Monday, October 26, 2009

First Few Steps Done

I've finished building the first few steps up to the landing. So far everything is working out well... all the steps are the same size and they're square and level.

Saturday, October 17, 2009

Building a Set of Stairs

I've started building the main-floor stairs. Although it appears simple enough, building a set of stairs is definitely not an easy task. Getting all of the "underneath" parts to fit together so that the rise (the distance from the top of one step to the top of the next step) and the run (the distance from the front edge of the step to the back edge) are all correct is pretty tricky.

I'm using LVL (Laminated Veneer Lumber) for the stringers. It's very strong and won't warp or shrink. The steps will be made of two layers of 3/4" plywood. Everything will be glued and screwed together. When they're done, they should be strong and squeak free.

The first task was to build the landing. It's constructed of 2x8's and is supported on the outside walls by the same ledger beam that supports the floor. The inside corner is supported by a stub wall. There is a post in the basement that sits directly below the stub wall; so the corner of the landing is supported all the way down to a concrete footing in the basement. The floor of the landing is made from two layers of 3/4" plywood.

Wednesday, October 7, 2009

Plumbing Vent Details

This plumbing vent stack is made from 2" ABS pipe that protrudes up through the roof. A plastic and rubber flashing goes over top the vent pipe. The rubber top on the flashing is supposed to be self-sealing around the pipe, but because of the steep angle of the roof, the rubber didn't fit tightly around the vent pipe. I put some silicone around the joint, then put a second rubber flashing over the vent... similar to the storm collar that goes around the chimney.

The vent flashing is also just like the chimney flashing in that the shingles sit on top of the flashing on the upside of the slope, and the flashing sits on top of the shingles on the downside of the slope.

On underside of the roof, the pipe is secured to the roof framing with pipe strapping. The bottom end of the vent stack will eventually connect to the rest of the DWV (drain/waste/vent) system.

Monday, October 5, 2009

Electrical Service Entrance

I've been spending a bit of time building my electrical service entrance. The service entrance consists of the electricity meter and the associated conduit and wire... basically all the electrical stuff that's on the outside of the house.
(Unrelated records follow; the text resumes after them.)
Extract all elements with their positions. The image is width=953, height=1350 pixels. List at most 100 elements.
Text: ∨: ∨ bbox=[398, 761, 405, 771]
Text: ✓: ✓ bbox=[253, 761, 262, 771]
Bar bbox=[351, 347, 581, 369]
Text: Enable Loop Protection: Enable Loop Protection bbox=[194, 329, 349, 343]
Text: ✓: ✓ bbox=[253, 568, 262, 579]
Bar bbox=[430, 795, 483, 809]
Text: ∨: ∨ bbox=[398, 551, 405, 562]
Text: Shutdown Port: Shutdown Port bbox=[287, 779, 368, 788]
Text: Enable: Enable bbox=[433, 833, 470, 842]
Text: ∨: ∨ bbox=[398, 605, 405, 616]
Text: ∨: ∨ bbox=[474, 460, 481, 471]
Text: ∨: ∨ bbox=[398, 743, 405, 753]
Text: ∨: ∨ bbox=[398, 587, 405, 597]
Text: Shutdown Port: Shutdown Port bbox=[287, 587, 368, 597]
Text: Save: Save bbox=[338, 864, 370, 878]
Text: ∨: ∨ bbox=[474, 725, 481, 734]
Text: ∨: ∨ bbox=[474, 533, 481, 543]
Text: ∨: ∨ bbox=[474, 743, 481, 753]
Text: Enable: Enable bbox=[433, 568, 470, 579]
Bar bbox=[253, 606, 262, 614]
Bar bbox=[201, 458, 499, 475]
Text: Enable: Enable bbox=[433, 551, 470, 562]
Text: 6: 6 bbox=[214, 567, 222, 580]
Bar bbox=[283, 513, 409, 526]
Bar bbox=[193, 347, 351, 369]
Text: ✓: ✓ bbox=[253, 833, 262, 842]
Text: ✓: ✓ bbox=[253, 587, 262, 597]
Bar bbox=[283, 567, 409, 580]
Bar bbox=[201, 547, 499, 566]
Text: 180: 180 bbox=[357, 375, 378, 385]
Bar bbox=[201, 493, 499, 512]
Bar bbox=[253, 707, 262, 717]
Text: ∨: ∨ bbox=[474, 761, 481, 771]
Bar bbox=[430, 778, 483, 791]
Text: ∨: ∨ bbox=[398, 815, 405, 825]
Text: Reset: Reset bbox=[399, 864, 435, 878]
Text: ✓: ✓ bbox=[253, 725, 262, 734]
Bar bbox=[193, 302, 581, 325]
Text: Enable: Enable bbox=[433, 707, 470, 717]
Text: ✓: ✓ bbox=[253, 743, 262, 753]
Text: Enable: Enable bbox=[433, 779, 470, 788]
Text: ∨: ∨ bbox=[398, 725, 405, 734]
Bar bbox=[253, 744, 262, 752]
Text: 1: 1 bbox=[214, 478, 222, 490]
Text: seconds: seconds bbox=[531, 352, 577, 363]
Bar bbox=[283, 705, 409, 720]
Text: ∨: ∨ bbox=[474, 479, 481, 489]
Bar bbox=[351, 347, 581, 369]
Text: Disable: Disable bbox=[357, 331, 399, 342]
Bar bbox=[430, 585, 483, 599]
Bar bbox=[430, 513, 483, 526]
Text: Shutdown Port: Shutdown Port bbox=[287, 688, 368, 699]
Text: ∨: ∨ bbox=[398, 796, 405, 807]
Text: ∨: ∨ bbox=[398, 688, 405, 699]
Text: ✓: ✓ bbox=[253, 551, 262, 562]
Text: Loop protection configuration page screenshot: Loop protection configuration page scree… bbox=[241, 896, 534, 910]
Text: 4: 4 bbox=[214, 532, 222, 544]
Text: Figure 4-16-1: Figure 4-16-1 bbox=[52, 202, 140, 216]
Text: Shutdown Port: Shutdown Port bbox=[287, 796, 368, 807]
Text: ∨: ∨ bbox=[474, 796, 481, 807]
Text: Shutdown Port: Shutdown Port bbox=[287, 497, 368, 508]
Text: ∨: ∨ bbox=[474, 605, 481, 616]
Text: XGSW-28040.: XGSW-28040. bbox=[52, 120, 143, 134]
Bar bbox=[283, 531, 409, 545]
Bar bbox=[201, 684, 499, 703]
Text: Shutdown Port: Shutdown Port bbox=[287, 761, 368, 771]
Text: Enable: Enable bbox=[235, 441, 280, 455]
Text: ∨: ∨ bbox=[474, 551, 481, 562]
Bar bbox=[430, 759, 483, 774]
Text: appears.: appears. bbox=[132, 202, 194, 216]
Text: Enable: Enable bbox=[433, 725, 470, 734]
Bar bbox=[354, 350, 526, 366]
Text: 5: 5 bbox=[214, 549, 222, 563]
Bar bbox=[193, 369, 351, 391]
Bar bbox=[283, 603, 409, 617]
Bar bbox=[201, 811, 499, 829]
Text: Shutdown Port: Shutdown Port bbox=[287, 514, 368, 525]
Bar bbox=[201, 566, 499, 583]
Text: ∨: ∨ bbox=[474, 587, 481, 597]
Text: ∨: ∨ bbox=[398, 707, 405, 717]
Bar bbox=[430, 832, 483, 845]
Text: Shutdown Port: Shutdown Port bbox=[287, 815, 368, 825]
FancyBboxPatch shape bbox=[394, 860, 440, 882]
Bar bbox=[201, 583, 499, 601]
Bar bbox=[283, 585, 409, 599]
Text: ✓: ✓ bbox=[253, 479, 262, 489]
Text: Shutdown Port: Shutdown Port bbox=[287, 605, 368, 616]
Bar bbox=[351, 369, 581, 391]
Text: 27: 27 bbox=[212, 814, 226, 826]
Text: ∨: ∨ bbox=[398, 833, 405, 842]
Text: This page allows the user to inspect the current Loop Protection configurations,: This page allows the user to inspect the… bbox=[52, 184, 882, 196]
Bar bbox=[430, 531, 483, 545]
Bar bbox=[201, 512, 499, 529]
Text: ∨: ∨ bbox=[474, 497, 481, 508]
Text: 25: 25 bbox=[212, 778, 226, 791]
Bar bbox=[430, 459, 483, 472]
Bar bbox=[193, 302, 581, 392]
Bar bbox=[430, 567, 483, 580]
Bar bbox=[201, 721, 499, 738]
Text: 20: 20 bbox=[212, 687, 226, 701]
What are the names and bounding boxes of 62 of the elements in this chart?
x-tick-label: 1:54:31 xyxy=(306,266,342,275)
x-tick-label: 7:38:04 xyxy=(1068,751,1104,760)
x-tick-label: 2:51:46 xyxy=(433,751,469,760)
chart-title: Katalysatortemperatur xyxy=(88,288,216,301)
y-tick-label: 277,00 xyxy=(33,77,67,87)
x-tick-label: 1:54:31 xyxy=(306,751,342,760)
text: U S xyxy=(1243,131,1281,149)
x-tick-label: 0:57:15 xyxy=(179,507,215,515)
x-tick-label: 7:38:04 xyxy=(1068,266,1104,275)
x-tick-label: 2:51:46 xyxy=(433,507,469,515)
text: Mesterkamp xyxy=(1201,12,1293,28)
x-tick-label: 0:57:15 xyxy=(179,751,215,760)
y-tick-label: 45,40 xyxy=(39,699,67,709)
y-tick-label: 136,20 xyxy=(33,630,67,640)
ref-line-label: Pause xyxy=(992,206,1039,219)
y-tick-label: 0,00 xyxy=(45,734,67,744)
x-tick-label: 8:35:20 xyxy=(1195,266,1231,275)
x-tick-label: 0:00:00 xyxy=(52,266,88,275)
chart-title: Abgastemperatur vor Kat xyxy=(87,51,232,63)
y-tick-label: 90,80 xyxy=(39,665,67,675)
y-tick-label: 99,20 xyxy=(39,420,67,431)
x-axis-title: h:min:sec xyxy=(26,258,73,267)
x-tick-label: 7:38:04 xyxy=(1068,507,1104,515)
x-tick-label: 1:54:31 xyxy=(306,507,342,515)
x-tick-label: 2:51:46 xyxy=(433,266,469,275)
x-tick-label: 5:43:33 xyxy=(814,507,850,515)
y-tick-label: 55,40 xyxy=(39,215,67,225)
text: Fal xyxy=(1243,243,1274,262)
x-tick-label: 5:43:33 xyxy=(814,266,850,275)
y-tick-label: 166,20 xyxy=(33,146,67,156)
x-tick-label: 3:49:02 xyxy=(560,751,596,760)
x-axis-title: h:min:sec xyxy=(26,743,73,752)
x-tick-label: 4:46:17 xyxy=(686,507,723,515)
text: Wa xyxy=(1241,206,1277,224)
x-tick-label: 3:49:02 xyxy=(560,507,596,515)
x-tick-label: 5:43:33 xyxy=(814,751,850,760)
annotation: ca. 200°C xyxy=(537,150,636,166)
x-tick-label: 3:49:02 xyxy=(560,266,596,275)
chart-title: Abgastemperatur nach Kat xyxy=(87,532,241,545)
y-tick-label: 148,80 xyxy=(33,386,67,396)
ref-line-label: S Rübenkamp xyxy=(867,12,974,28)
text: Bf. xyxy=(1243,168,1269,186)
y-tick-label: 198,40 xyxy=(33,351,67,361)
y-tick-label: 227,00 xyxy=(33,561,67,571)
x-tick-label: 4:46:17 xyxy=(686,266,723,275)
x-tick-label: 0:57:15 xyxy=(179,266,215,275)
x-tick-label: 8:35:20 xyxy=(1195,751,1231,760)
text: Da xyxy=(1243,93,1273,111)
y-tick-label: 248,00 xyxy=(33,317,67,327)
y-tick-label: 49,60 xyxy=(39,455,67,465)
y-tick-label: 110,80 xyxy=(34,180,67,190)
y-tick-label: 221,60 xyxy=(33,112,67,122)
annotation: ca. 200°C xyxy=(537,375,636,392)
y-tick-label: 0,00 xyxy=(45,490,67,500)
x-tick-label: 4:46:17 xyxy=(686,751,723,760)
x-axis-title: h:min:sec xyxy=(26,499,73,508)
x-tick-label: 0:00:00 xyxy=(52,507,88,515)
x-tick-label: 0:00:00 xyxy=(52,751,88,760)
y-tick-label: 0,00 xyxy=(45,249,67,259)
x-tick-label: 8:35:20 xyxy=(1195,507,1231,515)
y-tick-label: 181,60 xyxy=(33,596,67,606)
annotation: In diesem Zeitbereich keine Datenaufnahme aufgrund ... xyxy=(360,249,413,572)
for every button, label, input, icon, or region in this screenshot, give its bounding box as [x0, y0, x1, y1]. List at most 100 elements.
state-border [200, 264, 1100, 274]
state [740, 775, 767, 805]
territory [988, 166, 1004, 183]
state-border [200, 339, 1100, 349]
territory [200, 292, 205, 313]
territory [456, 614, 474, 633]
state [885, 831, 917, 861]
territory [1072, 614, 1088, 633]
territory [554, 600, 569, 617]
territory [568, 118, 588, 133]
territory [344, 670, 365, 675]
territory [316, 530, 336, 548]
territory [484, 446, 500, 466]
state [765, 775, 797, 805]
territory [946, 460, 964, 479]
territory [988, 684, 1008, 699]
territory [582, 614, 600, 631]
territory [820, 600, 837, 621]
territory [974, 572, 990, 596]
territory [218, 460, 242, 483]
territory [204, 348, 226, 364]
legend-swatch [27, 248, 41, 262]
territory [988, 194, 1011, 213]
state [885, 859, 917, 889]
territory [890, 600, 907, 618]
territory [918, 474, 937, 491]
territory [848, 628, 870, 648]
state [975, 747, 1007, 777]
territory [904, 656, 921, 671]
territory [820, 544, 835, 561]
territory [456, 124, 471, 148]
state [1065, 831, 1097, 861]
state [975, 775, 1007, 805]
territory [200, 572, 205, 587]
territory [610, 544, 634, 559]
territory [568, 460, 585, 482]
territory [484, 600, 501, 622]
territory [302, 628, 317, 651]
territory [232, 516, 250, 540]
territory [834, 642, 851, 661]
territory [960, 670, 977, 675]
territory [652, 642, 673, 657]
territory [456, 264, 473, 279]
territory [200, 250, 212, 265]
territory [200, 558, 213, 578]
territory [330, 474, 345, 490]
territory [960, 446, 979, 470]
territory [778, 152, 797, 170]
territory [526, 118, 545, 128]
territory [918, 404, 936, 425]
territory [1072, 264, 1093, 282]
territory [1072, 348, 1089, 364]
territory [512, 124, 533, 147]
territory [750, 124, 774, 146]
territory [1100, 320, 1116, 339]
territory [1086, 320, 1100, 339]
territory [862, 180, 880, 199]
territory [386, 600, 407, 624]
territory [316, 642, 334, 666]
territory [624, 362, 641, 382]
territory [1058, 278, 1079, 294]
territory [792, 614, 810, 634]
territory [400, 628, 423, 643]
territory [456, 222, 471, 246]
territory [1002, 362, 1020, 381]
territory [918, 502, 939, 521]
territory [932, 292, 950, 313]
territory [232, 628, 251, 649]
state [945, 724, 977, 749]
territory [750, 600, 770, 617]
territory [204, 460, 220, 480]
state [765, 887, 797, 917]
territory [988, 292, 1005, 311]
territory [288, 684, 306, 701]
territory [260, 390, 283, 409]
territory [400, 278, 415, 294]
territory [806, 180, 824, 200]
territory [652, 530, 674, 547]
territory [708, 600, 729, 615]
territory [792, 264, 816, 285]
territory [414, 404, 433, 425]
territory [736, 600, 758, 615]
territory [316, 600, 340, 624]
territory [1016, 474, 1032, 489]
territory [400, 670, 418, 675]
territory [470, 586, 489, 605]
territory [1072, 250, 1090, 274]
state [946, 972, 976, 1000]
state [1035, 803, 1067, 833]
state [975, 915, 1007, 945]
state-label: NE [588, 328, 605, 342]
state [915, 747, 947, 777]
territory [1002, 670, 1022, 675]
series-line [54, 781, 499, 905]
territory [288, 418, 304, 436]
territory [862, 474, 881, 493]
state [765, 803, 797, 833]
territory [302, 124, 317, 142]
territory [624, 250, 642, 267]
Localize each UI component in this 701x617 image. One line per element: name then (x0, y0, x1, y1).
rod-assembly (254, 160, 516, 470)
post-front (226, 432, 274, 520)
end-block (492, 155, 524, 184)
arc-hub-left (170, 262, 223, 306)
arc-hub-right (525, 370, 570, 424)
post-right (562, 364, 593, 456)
The meter base is mounted on a piece of treated lumber. It has to be anchored securely to the house, so I drilled holes in the concrete wall and used 1/2" galvanized lag bolts and anchors. The service conduit is a 2.5" galvanized steel pipe, and it's mounted to the wall in a similar fashion.

I was worried that it was going to be a huge, ugly task drilling large holes in the concrete, but I rented a rotary hammer drill and it was a piece of cake. You can drill a 3/4" hole through an 8" concrete wall in under a minute. I used a block of wood attached to the outside of the wall as a guide. It helps to hold the drill bit straight so you don't end up with a wobbly hole in the wall.

I'm having a 200 amp service installed, so the specified wire is 2/0 guage. It's about 7/16" in diameter and very hard to bend. It was quite a task getting it to bend and fit through the weatherhead on the top of the conduit.

Sunday, October 4, 2009

Front Windows

A very good friend of mine visited me on the weekend and we put in a couple of the large front windows. They're a bit big for one person to handle, so I really appreciated the help.

They were installed using the same method as previous windows... peel-and-stick flashing goes in the opening first, then a bead of silicone is put on top of that, then the window is nailed into place. Finally, another layer of peel-and-stick flashing is put on top to seal everything up. (I still have to do the last step on these.)